Although the ancient Greeks did not compete in ice hockey, skiing, luge, or any of the other Winter Olympic sports, they did invent the Olympics. As such, this site about the "real" story of the ancient games is an entertaining read.

The site explores the motives of the ancient athletes and concludes that the original games were just as political and commercial as the modern Olympics. Further, the modern games have improved as far as sexism is concerned. Married women no longer have to fear death for watching men compete and they can alo participate in the games as well.

I find this hard to believe but cheating was common in the ancient Olympics and even encouraged! The site notes, "There were statues set up in the altis to commemorate athletes who had been caught cheating or bribing at the Olympic Games." Unless these statues were to shame fallen athletes, I do not think that was a good idea...

From the site:

During this Olympic season, you may hear from announcers, critics, commentators and even athletes that the Olympic games are too commercial, too political, too "professional." Or that the judging is too nationalistic.
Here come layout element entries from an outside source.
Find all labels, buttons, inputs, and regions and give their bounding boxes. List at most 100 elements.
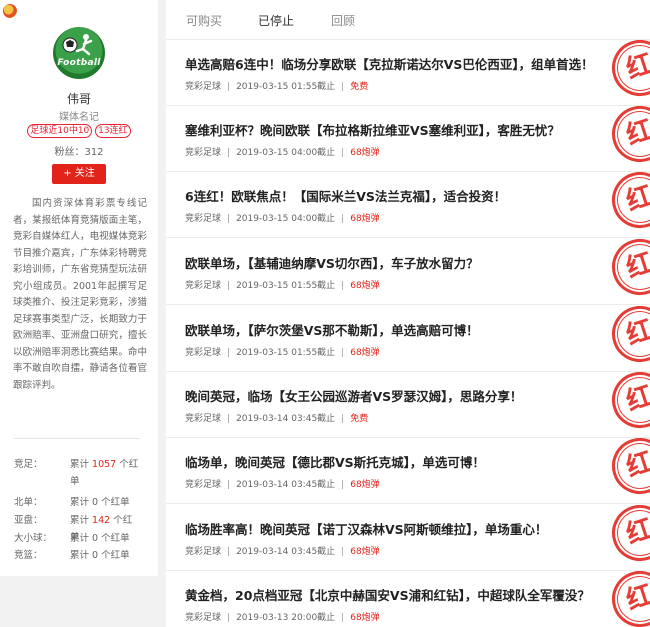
stat-value: 累计 1057 个红单 [70, 459, 139, 487]
tab-stopped[interactable]: 已停止 [258, 12, 294, 29]
plan-deadline: 2019-03-14 03:45截止 [236, 414, 336, 424]
plan-deadline: 2019-03-15 04:00截止 [236, 148, 336, 158]
plan-price: 免费 [350, 414, 369, 424]
plan-deadline: 2019-03-15 04:00截止 [236, 214, 336, 224]
fans-label: 粉丝： [54, 147, 85, 158]
site-logo-icon[interactable] [3, 4, 17, 18]
stat-label: 北单： [14, 497, 43, 508]
plan-price: 68炮弹 [350, 214, 380, 224]
plan-category: 竞彩足球 [185, 348, 222, 358]
plan-title[interactable]: 6连红！欧联焦点！【国际米兰VS法兰克福】，适合投资！ [185, 186, 506, 205]
fans-count: 粉丝：312 [0, 143, 158, 158]
red-stamp-icon: 红 [604, 438, 650, 502]
meta-separator: | [341, 480, 345, 490]
meta-separator: | [341, 613, 345, 623]
red-stamp-icon: 红 [604, 372, 650, 436]
plan-meta: 竞彩足球 | 2019-03-15 01:55截止 | 68炮弹 [185, 345, 380, 358]
meta-separator: | [341, 547, 345, 557]
stat-label: 大小球： [14, 533, 53, 544]
red-stamp-icon: 红 [604, 172, 650, 236]
avatar[interactable]: Football [53, 27, 105, 79]
meta-separator: | [341, 414, 345, 424]
list-item[interactable]: 黄金档，20点档亚冠【北京中赫国安VS浦和红钻】，中超球队全军覆没？ 竞彩足球 | 2… [166, 571, 650, 627]
list-item[interactable]: 欧联单场，【萨尔茨堡VS那不勒斯】，单选高赔可博！ 竞彩足球 | 2019-03-15… [166, 306, 650, 372]
badge-group: 足球近10中10 13连红 [0, 124, 158, 138]
plan-list-panel: 可购买 已停止 回顾 单选高赔6连中！临场分享欧联【克拉斯诺达尔VS巴伦西亚】，… [166, 0, 650, 627]
profile-bio: 国内资深体育彩票专线记者，某报纸体育竞猜版面主笔，竞彩自媒体红人，电视媒体竞彩节… [13, 198, 147, 391]
stat-label: 亚盘： [14, 515, 43, 526]
plan-title[interactable]: 晚间英冠，临场【女王公园巡游者VS罗瑟汉姆】，思路分享！ [185, 386, 522, 405]
plan-meta: 竞彩足球 | 2019-03-14 03:45截止 | 免费 [185, 411, 368, 424]
football-player-icon [62, 34, 93, 56]
plan-price: 68炮弹 [350, 348, 380, 358]
meta-separator: | [227, 148, 231, 158]
plan-price: 68炮弹 [350, 613, 380, 623]
plan-meta: 竞彩足球 | 2019-03-14 03:45截止 | 68炮弹 [185, 544, 380, 557]
profile-name[interactable]: 伟哥 [0, 90, 158, 107]
list-item[interactable]: 6连红！欧联焦点！【国际米兰VS法兰克福】，适合投资！ 竞彩足球 | 2019-03-… [166, 172, 650, 238]
list-item[interactable]: 单选高赔6连中！临场分享欧联【克拉斯诺达尔VS巴伦西亚】，组单首选！ 竞彩足球 | 2… [166, 40, 650, 106]
plan-meta: 竞彩足球 | 2019-03-15 01:55截止 | 免费 [185, 79, 368, 92]
plan-category: 竞彩足球 [185, 480, 222, 490]
plan-price: 68炮弹 [350, 281, 380, 291]
red-stamp-icon: 红 [604, 106, 650, 170]
plan-title[interactable]: 塞维利亚杯？晚间欧联【布拉格斯拉维亚VS塞维利亚】，客胜无忧？ [185, 120, 560, 139]
plan-meta: 竞彩足球 | 2019-03-15 01:55截止 | 68炮弹 [185, 278, 380, 291]
plan-category: 竞彩足球 [185, 148, 222, 158]
plan-title[interactable]: 临场胜率高！晚间英冠【诺丁汉森林VS阿斯顿维拉】，单场重心！ [185, 519, 547, 538]
profile-role: 媒体名记 [59, 112, 99, 123]
meta-separator: | [227, 414, 231, 424]
list-item[interactable]: 塞维利亚杯？晚间欧联【布拉格斯拉维亚VS塞维利亚】，客胜无忧？ 竞彩足球 | 2019… [166, 106, 650, 172]
meta-separator: | [341, 281, 345, 291]
plan-category: 竞彩足球 [185, 214, 222, 224]
tab-review[interactable]: 回顾 [331, 12, 355, 29]
meta-separator: | [227, 82, 231, 92]
list-item[interactable]: 欧联单场，【基辅迪纳摩VS切尔西】，车子放水留力？ 竞彩足球 | 2019-03-15… [166, 239, 650, 305]
plan-price: 68炮弹 [350, 148, 380, 158]
plan-title[interactable]: 欧联单场，【基辅迪纳摩VS切尔西】，车子放水留力？ [185, 253, 479, 272]
red-stamp-icon: 红 [604, 306, 650, 370]
red-stamp-icon: 红 [604, 571, 650, 627]
plan-title[interactable]: 黄金档，20点档亚冠【北京中赫国安VS浦和红钻】，中超球队全军覆没？ [185, 585, 590, 604]
meta-separator: | [227, 348, 231, 358]
plan-title[interactable]: 临场单，晚间英冠【德比郡VS斯托克城】，单选可博！ [185, 452, 485, 471]
tab-available[interactable]: 可购买 [186, 12, 222, 29]
list-item[interactable]: 晚间英冠，临场【女王公园巡游者VS罗瑟汉姆】，思路分享！ 竞彩足球 | 2019-03… [166, 372, 650, 438]
meta-separator: | [341, 148, 345, 158]
meta-separator: | [227, 613, 231, 623]
plan-price: 免费 [350, 82, 369, 92]
meta-separator: | [227, 547, 231, 557]
stat-value: 累计 0 个红单 [70, 533, 130, 544]
plan-deadline: 2019-03-15 01:55截止 [236, 82, 336, 92]
plan-category: 竞彩足球 [185, 82, 222, 92]
plan-meta: 竞彩足球 | 2019-03-15 04:00截止 | 68炮弹 [185, 211, 380, 224]
stat-label: 竞篮： [14, 550, 43, 561]
meta-separator: | [227, 281, 231, 291]
stat-value: 累计 0 个红单 [70, 550, 130, 561]
plan-price: 68炮弹 [350, 547, 380, 557]
fans-value: 312 [84, 147, 104, 158]
red-stamp-icon: 红 [604, 40, 650, 104]
red-stamp-icon: 红 [604, 505, 650, 569]
plan-deadline: 2019-03-15 01:55截止 [236, 281, 336, 291]
meta-separator: | [341, 214, 345, 224]
meta-separator: | [227, 214, 231, 224]
meta-separator: | [341, 348, 345, 358]
profile-card: Football 伟哥 媒体名记 足球近10中10 13连红 粉丝：312 + … [0, 0, 158, 576]
plan-category: 竞彩足球 [185, 281, 222, 291]
meta-separator: | [341, 82, 345, 92]
plan-category: 竞彩足球 [185, 414, 222, 424]
list-item[interactable]: 临场胜率高！晚间英冠【诺丁汉森林VS阿斯顿维拉】，单场重心！ 竞彩足球 | 2019-… [166, 505, 650, 571]
plan-title[interactable]: 欧联单场，【萨尔茨堡VS那不勒斯】，单选高赔可博！ [185, 320, 479, 339]
plan-deadline: 2019-03-13 20:00截止 [236, 613, 336, 623]
plan-meta: 竞彩足球 | 2019-03-14 03:45截止 | 68炮弹 [185, 477, 380, 490]
plan-deadline: 2019-03-14 03:45截止 [236, 480, 336, 490]
follow-button[interactable]: + 关注 [52, 164, 106, 184]
meta-separator: | [227, 480, 231, 490]
streak-badge: 足球近10中10 [27, 124, 93, 138]
plan-category: 竞彩足球 [185, 547, 222, 557]
divider [14, 438, 140, 439]
plan-title[interactable]: 单选高赔6连中！临场分享欧联【克拉斯诺达尔VS巴伦西亚】，组单首选！ [185, 54, 594, 73]
plan-deadline: 2019-03-14 03:45截止 [236, 547, 336, 557]
list-item[interactable]: 临场单，晚间英冠【德比郡VS斯托克城】，单选可博！ 竞彩足球 | 2019-03-14… [166, 438, 650, 504]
It's easy to assume that the ancient Olympic Games were different, that ancient Greek athletes were pure in mind and body, that they trained and competed for no other reason than the love of physical exercise, fair competition and to honor their gods.

But is this really true? Well, no.

In fact, politics, nationalism, commercialism and athletics were intimately related in the ancient Olympic Games. We may not realize it, but in today's games we recreate–with surprising accuracy–the climate and circumstances surrounding the ancient Olympic Games.